Timothy Geithner: U.S. 'Absolutely' Should Get Rid Of Debt Ceiling

Geithner Says U.S. 'Absolutely' Should Scrap Debt Ceiling

Treasury Secretary Timothy Geithner said the U.S. "absolutely" should get rid of the debt ceiling as soon as possible.

"It would have been time a long time ago to eliminate it," Geithner told Bloomberg TV on Friday. "The sooner the better."

Geithner did not commit to personally doing anything to eliminate the nation's legal limit on borrowing. When pressed on the issue, Geithner told Bloomberg TV: "This is only something only Congress can solve. Congress put it on itself."

"Only once, last summer, did people decide to use it to threaten default on the American credit for the first time in history as a tool for political advantage," he continued. "And that's not a tenable strategy for the country."

Geithner said he doesn't plan to keep his job much longer. He told Bloomberg TV that he's agreed to stay as treasury secretary "until mid-January."

The U.S. will hit the debt ceiling some time in mid-February or early March if Congress does not raise it. And, just like last year, some congressional Republicans, including House House Speaker John Boehner (R-Ohio), have said they plan to use the debt ceiling deadline as leverage to force spending cuts. Meanwhile, the "fiscal cliff," or $1.2 trillion in spending cuts and tax hikes, is scheduled to take place on Jan. 1 if Congress does not reach a deficit reduction deal before then.

Not raising the debt ceiling would have a destructive effect on the economy. It would force steep government spending cuts and likely cause a financial crisis and recession. The government would be at immediate risk of defaulting on its debt.

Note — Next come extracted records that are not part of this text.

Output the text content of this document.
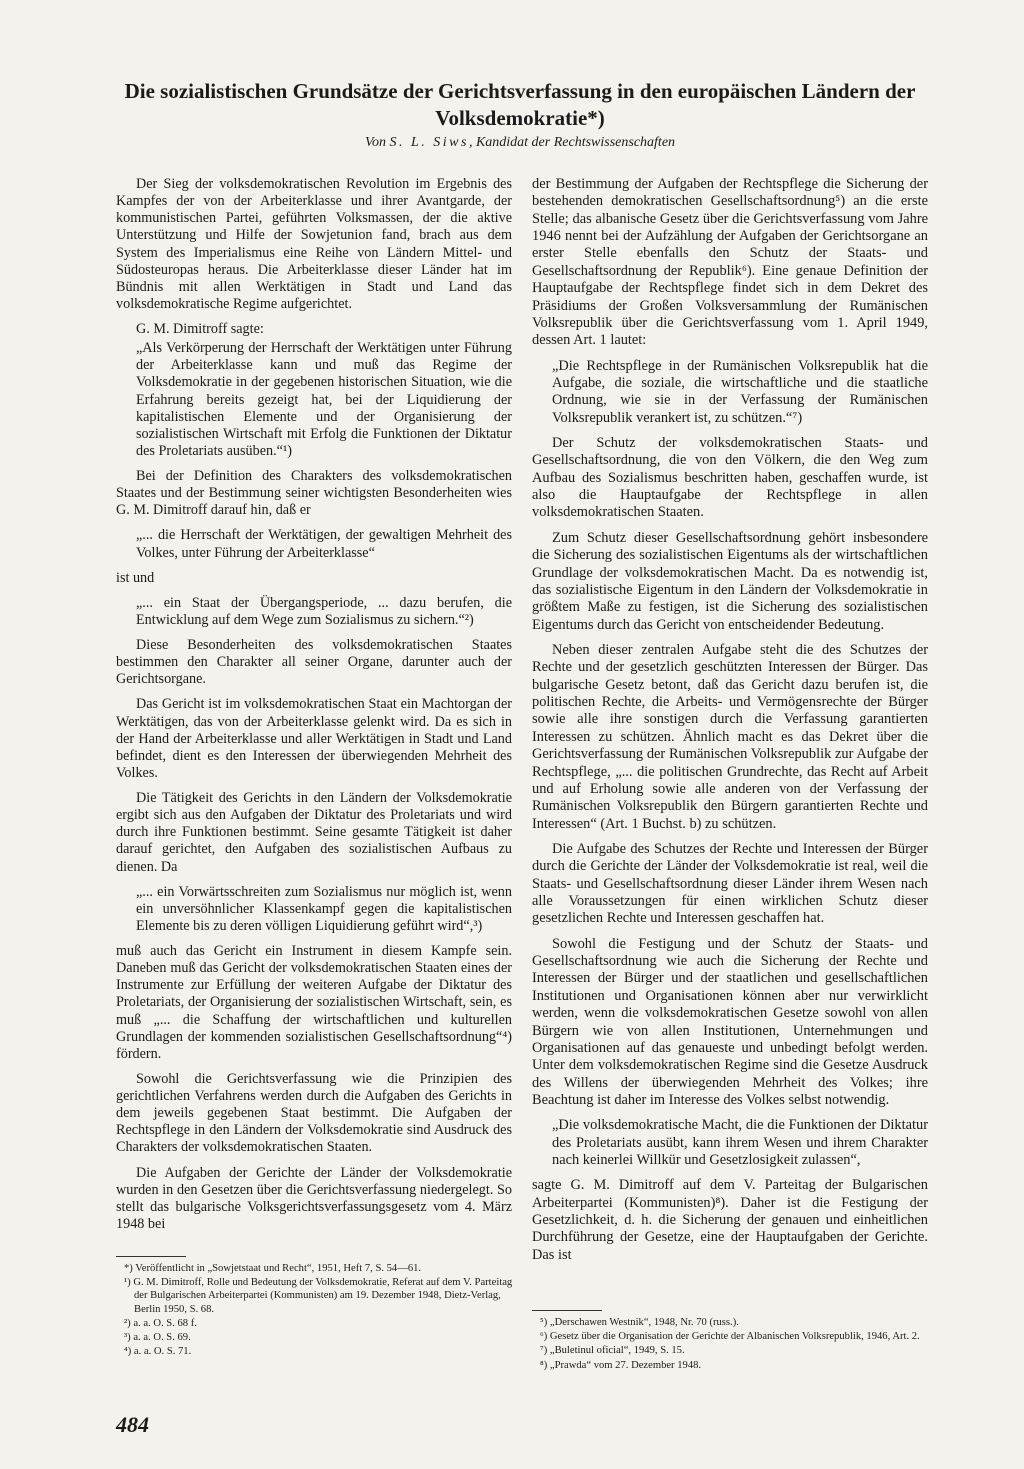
Die sozialistischen Grundsätze der Gerichtsverfassung in den europäischen Ländern der Volksdemokratie*)
Von S. L. Siws, Kandidat der Rechtswissenschaften

Der Sieg der volksdemokratischen Revolution im Ergebnis des Kampfes der von der Arbeiterklasse und ihrer Avantgarde, der kommunistischen Partei, geführten Volksmassen, der die aktive Unterstützung und Hilfe der Sowjetunion fand, brach aus dem System des Imperialismus eine Reihe von Ländern Mittel- und Südosteuropas heraus. Die Arbeiterklasse dieser Länder hat im Bündnis mit allen Werktätigen in Stadt und Land das volksdemokratische Regime aufgerichtet.

G. M. Dimitroff sagte:

„Als Verkörperung der Herrschaft der Werktätigen unter Führung der Arbeiterklasse kann und muß das Regime der Volksdemokratie in der gegebenen historischen Situation, wie die Erfahrung bereits gezeigt hat, bei der Liquidierung der kapitalistischen Elemente und der Organisierung der sozialistischen Wirtschaft mit Erfolg die Funktionen der Diktatur des Proletariats ausüben.“¹)

Bei der Definition des Charakters des volksdemokratischen Staates und der Bestimmung seiner wichtigsten Besonderheiten wies G. M. Dimitroff darauf hin, daß er

„... die Herrschaft der Werktätigen, der gewaltigen Mehrheit des Volkes, unter Führung der Arbeiterklasse“

ist und

„... ein Staat der Übergangsperiode, ... dazu berufen, die Entwicklung auf dem Wege zum Sozialismus zu sichern.“²)

Diese Besonderheiten des volksdemokratischen Staates bestimmen den Charakter all seiner Organe, darunter auch der Gerichtsorgane.

Das Gericht ist im volksdemokratischen Staat ein Machtorgan der Werktätigen, das von der Arbeiterklasse gelenkt wird. Da es sich in der Hand der Arbeiterklasse und aller Werktätigen in Stadt und Land befindet, dient es den Interessen der überwiegenden Mehrheit des Volkes.

Die Tätigkeit des Gerichts in den Ländern der Volksdemokratie ergibt sich aus den Aufgaben der Diktatur des Proletariats und wird durch ihre Funktionen bestimmt. Seine gesamte Tätigkeit ist daher darauf gerichtet, den Aufgaben des sozialistischen Aufbaus zu dienen. Da

„... ein Vorwärtsschreiten zum Sozialismus nur möglich ist, wenn ein unversöhnlicher Klassenkampf gegen die kapitalistischen Elemente bis zu deren völligen Liquidierung geführt wird“,³)

muß auch das Gericht ein Instrument in diesem Kampfe sein. Daneben muß das Gericht der volksdemokratischen Staaten eines der Instrumente zur Erfüllung der weiteren Aufgabe der Diktatur des Proletariats, der Organisierung der sozialistischen Wirtschaft, sein, es muß „... die Schaffung der wirtschaftlichen und kulturellen Grundlagen der kommenden sozialistischen Gesellschaftsordnung“⁴) fördern.

Sowohl die Gerichtsverfassung wie die Prinzipien des gerichtlichen Verfahrens werden durch die Aufgaben des Gerichts in dem jeweils gegebenen Staat bestimmt. Die Aufgaben der Rechtspflege in den Ländern der Volksdemokratie sind Ausdruck des Charakters der volksdemokratischen Staaten.

Die Aufgaben der Gerichte der Länder der Volksdemokratie wurden in den Gesetzen über die Gerichtsverfassung niedergelegt. So stellt das bulgarische Volksgerichtsverfassungsgesetz vom 4. März 1948 bei

der Bestimmung der Aufgaben der Rechtspflege die Sicherung der bestehenden demokratischen Gesellschaftsordnung⁵) an die erste Stelle; das albanische Gesetz über die Gerichtsverfassung vom Jahre 1946 nennt bei der Aufzählung der Aufgaben der Gerichtsorgane an erster Stelle ebenfalls den Schutz der Staats- und Gesellschaftsordnung der Republik⁶). Eine genaue Definition der Hauptaufgabe der Rechtspflege findet sich in dem Dekret des Präsidiums der Großen Volksversammlung der Rumänischen Volksrepublik über die Gerichtsverfassung vom 1. April 1949, dessen Art. 1 lautet:

„Die Rechtspflege in der Rumänischen Volksrepublik hat die Aufgabe, die soziale, die wirtschaftliche und die staatliche Ordnung, wie sie in der Verfassung der Rumänischen Volksrepublik verankert ist, zu schützen.“⁷)

Der Schutz der volksdemokratischen Staats- und Gesellschaftsordnung, die von den Völkern, die den Weg zum Aufbau des Sozialismus beschritten haben, geschaffen wurde, ist also die Hauptaufgabe der Rechtspflege in allen volksdemokratischen Staaten.

Zum Schutz dieser Gesellschaftsordnung gehört insbesondere die Sicherung des sozialistischen Eigentums als der wirtschaftlichen Grundlage der volksdemokratischen Macht. Da es notwendig ist, das sozialistische Eigentum in den Ländern der Volksdemokratie in größtem Maße zu festigen, ist die Sicherung des sozialistischen Eigentums durch das Gericht von entscheidender Bedeutung.

Neben dieser zentralen Aufgabe steht die des Schutzes der Rechte und der gesetzlich geschützten Interessen der Bürger. Das bulgarische Gesetz betont, daß das Gericht dazu berufen ist, die politischen Rechte, die Arbeits- und Vermögensrechte der Bürger sowie alle ihre sonstigen durch die Verfassung garantierten Interessen zu schützen. Ähnlich macht es das Dekret über die Gerichtsverfassung der Rumänischen Volksrepublik zur Aufgabe der Rechtspflege, „... die politischen Grundrechte, das Recht auf Arbeit und auf Erholung sowie alle anderen von der Verfassung der Rumänischen Volksrepublik den Bürgern garantierten Rechte und Interessen“ (Art. 1 Buchst. b) zu schützen.

Die Aufgabe des Schutzes der Rechte und Interessen der Bürger durch die Gerichte der Länder der Volksdemokratie ist real, weil die Staats- und Gesellschaftsordnung dieser Länder ihrem Wesen nach alle Voraussetzungen für einen wirklichen Schutz dieser gesetzlichen Rechte und Interessen geschaffen hat.

Sowohl die Festigung und der Schutz der Staats- und Gesellschaftsordnung wie auch die Sicherung der Rechte und Interessen der Bürger und der staatlichen und gesellschaftlichen Institutionen und Organisationen können aber nur verwirklicht werden, wenn die volksdemokratischen Gesetze sowohl von allen Bürgern wie von allen Institutionen, Unternehmungen und Organisationen auf das genaueste und unbedingt befolgt werden. Unter dem volksdemokratischen Regime sind die Gesetze Ausdruck des Willens der überwiegenden Mehrheit des Volkes; ihre Beachtung ist daher im Interesse des Volkes selbst notwendig.

„Die volksdemokratische Macht, die die Funktionen der Diktatur des Proletariats ausübt, kann ihrem Wesen und ihrem Charakter nach keinerlei Willkür und Gesetzlosigkeit zulassen“,

sagte G. M. Dimitroff auf dem V. Parteitag der Bulgarischen Arbeiterpartei (Kommunisten)⁸). Daher ist die Festigung der Gesetzlichkeit, d. h. die Sicherung der genauen und einheitlichen Durchführung der Gesetze, eine der Hauptaufgaben der Gerichte. Das ist

*) Veröffentlicht in „Sowjetstaat und Recht“, 1951, Heft 7, S. 54—61.
¹) G. M. Dimitroff, Rolle und Bedeutung der Volksdemokratie, Referat auf dem V. Parteitag der Bulgarischen Arbeiterpartei (Kommunisten) am 19. Dezember 1948, Dietz-Verlag, Berlin 1950, S. 68.
²) a. a. O. S. 68 f.
³) a. a. O. S. 69.
⁴) a. a. O. S. 71.
⁵) „Derschawen Westnik“, 1948, Nr. 70 (russ.).
⁶) Gesetz über die Organisation der Gerichte der Albanischen Volksrepublik, 1946, Art. 2.
⁷) „Buletinul oficial“, 1949, S. 15.
⁸) „Prawda“ vom 27. Dezember 1948.
484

Congress and the Obama administration reached an agreement to raise the debt ceiling at the last minute last year. By threatening not to raise the debt ceiling, congressional Republicans extracted $2 billion in spending cuts over 10 years from the administration. The economy shed jobs during the months of infighting, according to Labor Department data, as businesses waited on edge for a resolution.